Au total, sept volontaires (des adultes en bonne santé) ont participé à un essai contrôlé randomisé. Chacun d’eux a reçu une dose de 25 mg de psilocybine et une autre dose de 40 mg de méthylphénidate entre 1 et 2 semaines d’intervalle. L’équipe a suivi de près l’activité cérébrale de chaque participant avant, pendant et après la prise de chaque médicament. Pour ce faire, les chercheurs ont utilisé l’imagerie par résonance magnétique fonctionnelle (IRMf). C’est ainsi qu’ils ont pu obtenir des images montrant les modifications du flux sanguin dans différentes parties du cerveau des volontaires. Chaque sujet a subi en moyenne 18 IRMf dans les jours ou les semaines précédant l‘expérience, pendant et jusqu’à trois semaines après.
Une altération de la perception de l’espace et du temps durant des semaines
Après l’étude, les chercheurs ont comparé les images IRMf des participants avec les images IRMf lorsqu’ils ne prenaient aucun des deux stimulants. Les résultats ont révélé que sous l’effet de la psilocybine – et pas du méthylphénidate, des groupes de neurones se trouvant dans une région appelée « réseau en mode par défaut », se désynchronisaient. Ce réseau est généralement actif lorsque le cerveau est au « repos éveillé », c’est-à-dire lorsque l’esprit vagabonde plutôt que de se concentrer sur une tâche. Les scientifiques ont également constaté que lorsque l’effet du médicament se dissipait, ce même réseau se resynchronisait. En revanche, sa communication avec l’hippocampe antérieur (une partie du cerveau essentielle à la mémoire et qui est responsable de la perception de l’espace et du temps) a été perturbée pendant des semaines.

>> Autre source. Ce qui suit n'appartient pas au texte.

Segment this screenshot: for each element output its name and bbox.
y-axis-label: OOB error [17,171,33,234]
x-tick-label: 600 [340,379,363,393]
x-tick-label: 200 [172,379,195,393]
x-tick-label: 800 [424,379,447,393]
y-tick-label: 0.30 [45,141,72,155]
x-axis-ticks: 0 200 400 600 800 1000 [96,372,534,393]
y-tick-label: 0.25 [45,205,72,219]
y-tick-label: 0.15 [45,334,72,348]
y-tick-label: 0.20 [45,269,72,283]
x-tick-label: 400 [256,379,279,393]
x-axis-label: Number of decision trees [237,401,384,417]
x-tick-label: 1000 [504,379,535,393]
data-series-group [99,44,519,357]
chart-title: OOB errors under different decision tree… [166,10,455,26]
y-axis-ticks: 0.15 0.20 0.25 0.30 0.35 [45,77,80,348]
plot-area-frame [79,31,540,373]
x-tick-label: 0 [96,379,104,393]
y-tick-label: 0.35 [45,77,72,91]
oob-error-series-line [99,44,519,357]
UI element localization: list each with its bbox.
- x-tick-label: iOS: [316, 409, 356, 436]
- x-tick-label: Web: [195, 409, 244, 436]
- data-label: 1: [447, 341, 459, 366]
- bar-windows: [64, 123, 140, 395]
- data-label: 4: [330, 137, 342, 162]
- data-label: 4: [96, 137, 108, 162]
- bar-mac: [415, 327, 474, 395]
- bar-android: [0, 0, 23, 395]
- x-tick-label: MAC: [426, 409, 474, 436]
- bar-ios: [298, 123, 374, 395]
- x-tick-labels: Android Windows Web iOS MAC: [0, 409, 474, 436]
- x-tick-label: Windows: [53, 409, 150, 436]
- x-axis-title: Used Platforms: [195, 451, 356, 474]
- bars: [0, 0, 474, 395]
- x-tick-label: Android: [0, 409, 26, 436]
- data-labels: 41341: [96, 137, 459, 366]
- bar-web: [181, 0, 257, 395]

La carte thermique ci-dessous des schémas d’activité cérébrale montre des perturbations marquées lors de l’expérience d’une personne ayant pris de la psilocybine. Avant et après la prise de la substance, les schémas d’activité sont relativement stables (représentés par des teintes bleues et vertes). Cependant, pendant le « trip », ces schémas deviennent chaotiques (représentés par des teintes rouges, orange et jaunes). Ces résultats fournissent une explication neurobiologique aux effets hallucinogènes de cette drogue.
Shan Siddiqi, neuroscientifique psychiatrique à la Harvard School of Medicine de Boston (Massachusetts), explique que les changements induits par la psilocybine sont très vastes. « Les schémas de réseau cérébral de certains participants à l’étude ressemblaient à ceux d’une personne entièrement différente (sous l’effet de la psilocybine). Je n’ai jamais vu un effet aussi fort », a-t-il déclaré.
Brian Mathur, neuroscientifique systémique à la faculté de médecine de l’Université du Maryland à Baltimore, n’a pas manqué de donner son avis concernant les résultats. Il a affirmé que cette étude « fournit une résolution plus approfondie et un aperçu de la nature de la perturbation que génère la psilocybine sur les réseaux cérébraux ». En revanche, il souligne que ces données ne peuvent pas apporter plus de lumière sur ce qui cause les effets thérapeutiques potentiels de la psilocybine. « Nous avons pu obtenir des données très précises sur les effets du médicament chez chaque individu », a déclaré Ginger E. Nicol, professeure de psychiatrie et co-auteure de l’étude. « C’est un pas vers des essais cliniques de précision », conclut-elle.